Barış Doster

Yoksulluk kader midir?

11 Mayıs 2022 Çarşamba

Hükümet; konut satışlarını artırmak için üç ayrı paket açıklayınca, bir kez daha inşaata yapılan yatırımların ekonomiye katkısı, yarattığı katma değer ve dışsallık akla geldi. İktidar ve inşaat sektörü temsilcileri; sektörün, kabaca 200 başka sektörü beslediğini söylüyorlar. Fakat ülkemizde on yıllardır izlenen bu politika, umulanı vermiyor. Her zaman devlet tarafından desteklenen inşaat sektörü, ekonomi için gereken yatırımı, üretimi, istihdamı yaratamıyor. Çünkü bir ülkenin ekonomisi, inşaatla büyümez. Hele de sağlıklı şekilde hiç büyümez.  

Anımsayalım, inşaat sektörüne verdiği destekle övünen iktidar, yakın zamana dek özelleştirme konusundaki başarısıyla da övünüyordu. Çünkü Türkiye, 1986 - 2019 yılları arasında toplam 70.3 milyar dolarlık özelleştirme yapmış, bunun 62 milyar dolarını AKP, kalan 8 milyar dolarını ise önceki hükümetler hayata geçirmişti. Fakat özelleştirmeler, savunucularının hiçbir beklentisini karşılamadı. Tam tersi sonuç verdi. Ne verim arttı ne hizmet kalitesi yükseldi. Ne sermaye tabana yayıldı ne üretim patlaması yaşandı.

İzlenen ekonomi politikası, dövizdeki yükselişi de engelleyemedi. ABD Doları 15 TL’yi, Avro 16 TL’yi geçti. TÜİK’in açıkladığı işsizlik oranında da artış var. 

ÇÖZÜM NE?  

Mevcut politikaların sorunları çözmediği, daha da büyüttüğü ortada. Enflasyon ve bütçe hedefleri tutmuyor. Bütçedeki delik genişliyor. Dış ticaret açığı büyüyor. Yüksek döviz, yüksek faiz, yüksek enflasyon, yüksek dış borç, yüksek işsizlik sarmalından kurtulamıyor ülkemiz. Gelirler; verimli, akılcı, üretken, planlı şekilde kullanılmıyor. Atıl yatırımlar (havaalanları başta olmak üzere), büyük kamu zararı oluşturuyor, mali yükü artırıyor. Çiftçi borçlu, esnaf borçlu, hane halkı borçlu. En zenginlerin serveti katlanırken yoksulluk artıyor. Varsıl-yoksul uçurumu derinleşiyor. Satılık ev fiyatları uçuyor. Ev kiraları el yakıyor. Tasarruflar, birikimler eriyor.  
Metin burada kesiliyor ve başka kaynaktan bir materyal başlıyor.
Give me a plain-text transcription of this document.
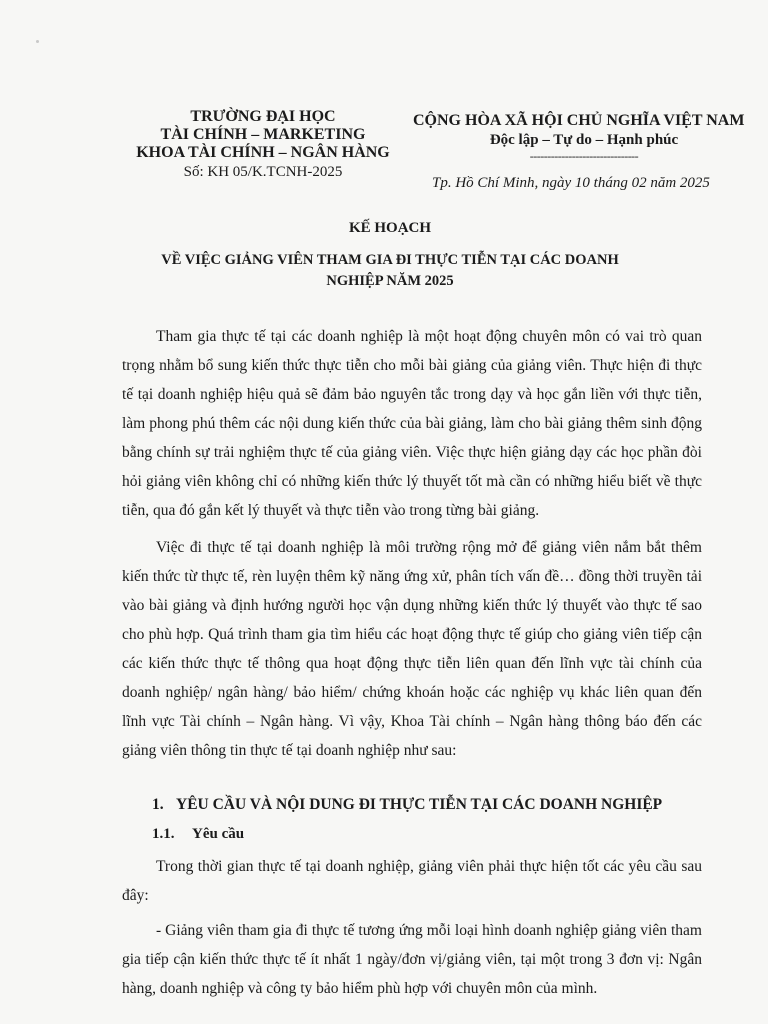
TRƯỜNG ĐẠI HỌC
TÀI CHÍNH – MARKETING
KHOA TÀI CHÍNH – NGÂN HÀNG
Số: KH 05/K.TCNH-2025
CỘNG HÒA XÃ HỘI CHỦ NGHĨA VIỆT NAM
Độc lập – Tự do – Hạnh phúc
-------------------------------
Tp. Hồ Chí Minh, ngày 10 tháng 02 năm 2025
KẾ HOẠCH
VỀ VIỆC GIẢNG VIÊN THAM GIA ĐI THỰC TIỄN TẠI CÁC DOANH
NGHIỆP NĂM 2025

Tham gia thực tế tại các doanh nghiệp là một hoạt động chuyên môn có vai trò quan trọng nhằm bổ sung kiến thức thực tiễn cho mỗi bài giảng của giảng viên. Thực hiện đi thực tế tại doanh nghiệp hiệu quả sẽ đảm bảo nguyên tắc trong dạy và học gắn liền với thực tiễn, làm phong phú thêm các nội dung kiến thức của bài giảng, làm cho bài giảng thêm sinh động bằng chính sự trải nghiệm thực tế của giảng viên. Việc thực hiện giảng dạy các học phần đòi hỏi giảng viên không chỉ có những kiến thức lý thuyết tốt mà cần có những hiểu biết về thực tiễn, qua đó gắn kết lý thuyết và thực tiễn vào trong từng bài giảng.

Việc đi thực tế tại doanh nghiệp là môi trường rộng mở để giảng viên nắm bắt thêm kiến thức từ thực tế, rèn luyện thêm kỹ năng ứng xử, phân tích vấn đề… đồng thời truyền tải vào bài giảng và định hướng người học vận dụng những kiến thức lý thuyết vào thực tế sao cho phù hợp. Quá trình tham gia tìm hiểu các hoạt động thực tế giúp cho giảng viên tiếp cận các kiến thức thực tế thông qua hoạt động thực tiễn liên quan đến lĩnh vực tài chính của doanh nghiệp/ ngân hàng/ bảo hiểm/ chứng khoán hoặc các nghiệp vụ khác liên quan đến lĩnh vực Tài chính – Ngân hàng. Vì vậy, Khoa Tài chính – Ngân hàng thông báo đến các giảng viên thông tin thực tế tại doanh nghiệp như sau:

1. YÊU CẦU VÀ NỘI DUNG ĐI THỰC TIỄN TẠI CÁC DOANH NGHIỆP
1.1. Yêu cầu

Trong thời gian thực tế tại doanh nghiệp, giảng viên phải thực hiện tốt các yêu cầu sau đây:

- Giảng viên tham gia đi thực tế tương ứng mỗi loại hình doanh nghiệp giảng viên tham gia tiếp cận kiến thức thực tế ít nhất 1 ngày/đơn vị/giảng viên, tại một trong 3 đơn vị: Ngân hàng, doanh nghiệp và công ty bảo hiểm phù hợp với chuyên môn của mình.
Türkiye; geçmişte büyüdüğü dönemlerde bile yeterince istihdam yaratamadığından, istihdamsız büyüme hastalığına yakalandığından, bu sorunun çözümü kolay değil. Üretim, yatırım ve kalkınma seferberliği şart. 

Gerek salgın hastalık gerekse Ukrayna’daki savaş nedeniyle tedarik zincirlerinde, özellikle de gıdada yaşanan sorunlar nedeniyle, tarım ve hayvancılığı bilinçli, örgütlü, programlı şekilde desteklemek şart. 

İstihdamın çok büyük bölümünü sağlayan küçük ve orta boy işletmeleri (KOBİ), gerçek üreticileri korumak, gözetmek şart. 

Borcu borçla ödeyen, borcun değil ana parasını, faizini bile ödemekte zorlanan modeli bir kenara koymak, tüketime değil üretime, ithalata değil ihracata odaklanmak şart. 

Kısacası, planlama, kamuculuk, devletçi, halkçı ekonomi politikaları şart.